Before Hoshi could answer Phlox got up from the table, stretched, and said, "I know that on Denobula we have some doozies. In fact, once when I was courting my third wife we were out at a bar and this other man came up and challenged me and said..." He trailed off, catching the stern eye of the captain. "Well," he flushed slightly, "It was a very heated exchange of words." He went to find another drink.

Coming out of her reverie, she smiled at Phlox's truncated story and sipped at her glass of wine. Changing the topic she said, "To answer your question Commander, you're right. Off the top of my head I can't think of any races I've encountered that don't. Some races turn swearing into a veritable art form like the Klingons and the Tellurites."

The captain laughed. "Some of the words you taught me in preparation for that meeting with the Tellurites were quite unusual!" He shook his head, remembering, and then continued. "It was pretty funny to hear them coming out of your mouth. I had a hard time not laughing." He winked at her, sharing the joke.

She smiled broadly in response and sighed, an angelic look coming over her face. "I know, people can never get over the fact that I'm not as angelic as I look." She fluttered her eyelashes mockingly.
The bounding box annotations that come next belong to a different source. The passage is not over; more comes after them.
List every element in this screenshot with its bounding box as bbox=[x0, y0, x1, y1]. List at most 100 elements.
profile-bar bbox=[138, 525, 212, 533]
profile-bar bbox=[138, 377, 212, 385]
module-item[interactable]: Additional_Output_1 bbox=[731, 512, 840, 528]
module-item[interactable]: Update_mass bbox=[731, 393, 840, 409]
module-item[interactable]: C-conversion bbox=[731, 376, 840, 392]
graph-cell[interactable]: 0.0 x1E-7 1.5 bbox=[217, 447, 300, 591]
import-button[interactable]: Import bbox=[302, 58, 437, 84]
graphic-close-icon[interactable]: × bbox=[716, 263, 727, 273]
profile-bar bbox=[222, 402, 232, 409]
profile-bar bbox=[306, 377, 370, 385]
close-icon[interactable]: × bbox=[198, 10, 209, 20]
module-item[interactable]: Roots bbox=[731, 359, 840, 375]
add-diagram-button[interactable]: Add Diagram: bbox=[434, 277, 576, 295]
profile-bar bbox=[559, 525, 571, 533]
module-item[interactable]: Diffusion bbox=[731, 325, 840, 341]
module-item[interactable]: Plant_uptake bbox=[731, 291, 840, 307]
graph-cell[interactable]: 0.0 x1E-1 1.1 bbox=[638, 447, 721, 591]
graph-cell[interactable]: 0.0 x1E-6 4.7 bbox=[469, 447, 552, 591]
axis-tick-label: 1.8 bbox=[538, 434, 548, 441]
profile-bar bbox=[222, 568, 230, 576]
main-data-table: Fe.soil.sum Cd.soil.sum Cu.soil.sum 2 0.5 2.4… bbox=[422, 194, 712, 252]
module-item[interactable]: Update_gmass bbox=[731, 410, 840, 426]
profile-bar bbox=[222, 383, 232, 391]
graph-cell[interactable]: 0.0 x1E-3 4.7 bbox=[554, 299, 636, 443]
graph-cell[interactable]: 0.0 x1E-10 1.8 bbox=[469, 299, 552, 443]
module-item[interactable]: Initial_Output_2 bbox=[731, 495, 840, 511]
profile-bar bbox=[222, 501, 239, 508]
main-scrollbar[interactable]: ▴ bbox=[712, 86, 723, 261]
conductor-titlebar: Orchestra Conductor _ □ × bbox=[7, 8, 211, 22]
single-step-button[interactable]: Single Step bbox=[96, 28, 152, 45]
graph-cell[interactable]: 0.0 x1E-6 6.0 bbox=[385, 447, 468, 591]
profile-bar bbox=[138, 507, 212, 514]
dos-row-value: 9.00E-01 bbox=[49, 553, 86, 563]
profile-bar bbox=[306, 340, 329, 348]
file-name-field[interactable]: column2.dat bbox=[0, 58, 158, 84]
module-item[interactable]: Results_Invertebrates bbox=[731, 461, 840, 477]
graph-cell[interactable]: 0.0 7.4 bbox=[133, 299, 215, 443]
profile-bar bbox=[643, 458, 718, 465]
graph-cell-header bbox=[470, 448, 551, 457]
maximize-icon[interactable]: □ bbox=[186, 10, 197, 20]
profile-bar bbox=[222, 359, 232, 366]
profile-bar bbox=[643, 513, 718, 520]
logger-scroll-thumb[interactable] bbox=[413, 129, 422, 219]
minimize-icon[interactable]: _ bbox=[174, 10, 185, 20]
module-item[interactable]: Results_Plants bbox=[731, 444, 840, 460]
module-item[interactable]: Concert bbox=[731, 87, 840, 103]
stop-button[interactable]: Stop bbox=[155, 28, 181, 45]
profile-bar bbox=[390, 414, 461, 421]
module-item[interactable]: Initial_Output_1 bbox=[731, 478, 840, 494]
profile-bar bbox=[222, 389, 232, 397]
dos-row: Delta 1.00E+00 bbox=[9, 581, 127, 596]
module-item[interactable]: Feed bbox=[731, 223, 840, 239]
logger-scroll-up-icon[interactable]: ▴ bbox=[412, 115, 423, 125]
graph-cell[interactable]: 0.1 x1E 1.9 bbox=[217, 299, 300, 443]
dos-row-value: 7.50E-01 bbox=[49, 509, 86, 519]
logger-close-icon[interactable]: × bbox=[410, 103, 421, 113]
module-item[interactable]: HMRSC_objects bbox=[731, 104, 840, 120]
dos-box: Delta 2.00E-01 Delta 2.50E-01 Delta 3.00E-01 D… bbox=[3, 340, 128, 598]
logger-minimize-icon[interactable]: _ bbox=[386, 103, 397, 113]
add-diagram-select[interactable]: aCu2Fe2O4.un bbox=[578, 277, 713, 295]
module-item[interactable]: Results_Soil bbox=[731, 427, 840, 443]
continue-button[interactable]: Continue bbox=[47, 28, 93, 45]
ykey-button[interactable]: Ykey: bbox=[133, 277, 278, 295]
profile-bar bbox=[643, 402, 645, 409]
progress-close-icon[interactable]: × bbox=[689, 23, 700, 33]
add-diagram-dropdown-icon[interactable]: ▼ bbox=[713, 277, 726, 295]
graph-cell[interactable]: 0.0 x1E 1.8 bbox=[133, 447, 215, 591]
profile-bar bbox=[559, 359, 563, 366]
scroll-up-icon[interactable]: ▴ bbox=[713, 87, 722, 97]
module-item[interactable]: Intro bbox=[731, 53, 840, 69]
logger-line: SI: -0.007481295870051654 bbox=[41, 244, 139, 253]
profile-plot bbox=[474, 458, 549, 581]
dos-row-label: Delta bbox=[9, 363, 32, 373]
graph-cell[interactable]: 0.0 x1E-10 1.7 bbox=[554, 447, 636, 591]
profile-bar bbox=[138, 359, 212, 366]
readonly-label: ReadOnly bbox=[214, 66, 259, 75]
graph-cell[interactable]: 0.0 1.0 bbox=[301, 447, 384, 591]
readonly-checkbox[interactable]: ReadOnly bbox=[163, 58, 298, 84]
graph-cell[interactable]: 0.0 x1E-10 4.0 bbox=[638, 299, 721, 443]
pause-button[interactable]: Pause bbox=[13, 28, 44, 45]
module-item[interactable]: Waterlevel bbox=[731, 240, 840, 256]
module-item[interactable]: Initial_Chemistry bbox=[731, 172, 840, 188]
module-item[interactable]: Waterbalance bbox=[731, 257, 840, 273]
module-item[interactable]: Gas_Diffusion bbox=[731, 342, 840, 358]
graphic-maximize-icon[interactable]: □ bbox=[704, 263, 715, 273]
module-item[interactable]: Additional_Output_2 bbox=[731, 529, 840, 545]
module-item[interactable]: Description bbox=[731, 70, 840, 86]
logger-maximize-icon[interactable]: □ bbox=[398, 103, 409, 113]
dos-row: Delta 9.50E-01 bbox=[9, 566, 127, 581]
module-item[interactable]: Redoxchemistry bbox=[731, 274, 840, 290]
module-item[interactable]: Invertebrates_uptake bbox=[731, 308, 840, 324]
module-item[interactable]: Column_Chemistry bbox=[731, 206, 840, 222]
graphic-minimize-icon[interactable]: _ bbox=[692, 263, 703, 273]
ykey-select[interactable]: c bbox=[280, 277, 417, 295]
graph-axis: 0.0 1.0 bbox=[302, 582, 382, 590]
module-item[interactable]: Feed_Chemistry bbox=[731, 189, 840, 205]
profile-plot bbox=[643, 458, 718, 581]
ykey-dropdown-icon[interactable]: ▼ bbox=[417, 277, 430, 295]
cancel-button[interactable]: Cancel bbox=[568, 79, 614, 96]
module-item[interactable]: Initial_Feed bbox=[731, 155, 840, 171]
All but T'Pol laughed at Hoshi's antics. T'Pol sipped at her glass of water and said, "There is no 'cursing' on Vulcan."

"Oh no?" replied Trip, a disbelieving look in his eye. He turned to the captain. "But I thought you said that Soval said something off color that one time when you guys were pinned down on that planet being shot at by the Andorians."

"I don't recall the ambassador saying anything inappropriate at the time," T'Pol protested in her calm Vulcan fashion, her body stiffening ever so slightly.

"Well," the captain ventured, trying to keep the peace. "He seemed a little heated at the time."

"What about Bath'paik?" chimed in Hoshi.

T'Pol shifted slightly. "That is considered more of an...oath. I don't think it would fall into the same linguistic category."

"What's it mean Hoshi?" asked Malcolm.

"Damn you." she replied. "But the times I've read it being used in Vulcan literature there is generally some heat behind it." She thought a bit more and then giggled. "What about this T'Pol? Yanamo ko-mekh tong'av klufs askital!" Hoshi rattled off.

T'Pol, who had been taking a sip of her water, almost choked. Clearing her throat she said, "Where did you hear that?"

"Oh, somewhere," replied Hoshi, being coy.

"This one must be really bad if T'Pol's so rattled," said Trip, smiling.

"Well, it can be. And every language I know has some version of it or another." Hoshi replied. "Most of the time it'll bring on a fight faster than any of the curses I know. Except in Klingon. In Klingon, this is actually a compliment."

"So," asked Travis, "what does it mean?" his eyes gleaming eagerly.

T'Pol and Hoshi looked at each other. Hoshi's eyebrow rose in a perfect imitation of T'Pol's characteristic gesture. "Go ahead," she said to the Vulcan.

T'Pol looked around the table, noting the avid looks her crew mates were giving her. She cleared her throat, and said clearly, "Your matriarch wears martial footwear."

They all looked at each other for a long moment, and then the table exploded into laughter.

Trip regained control of himself, wiping his eyes, and said "I can see how that would be a compliment on Qu'noS!"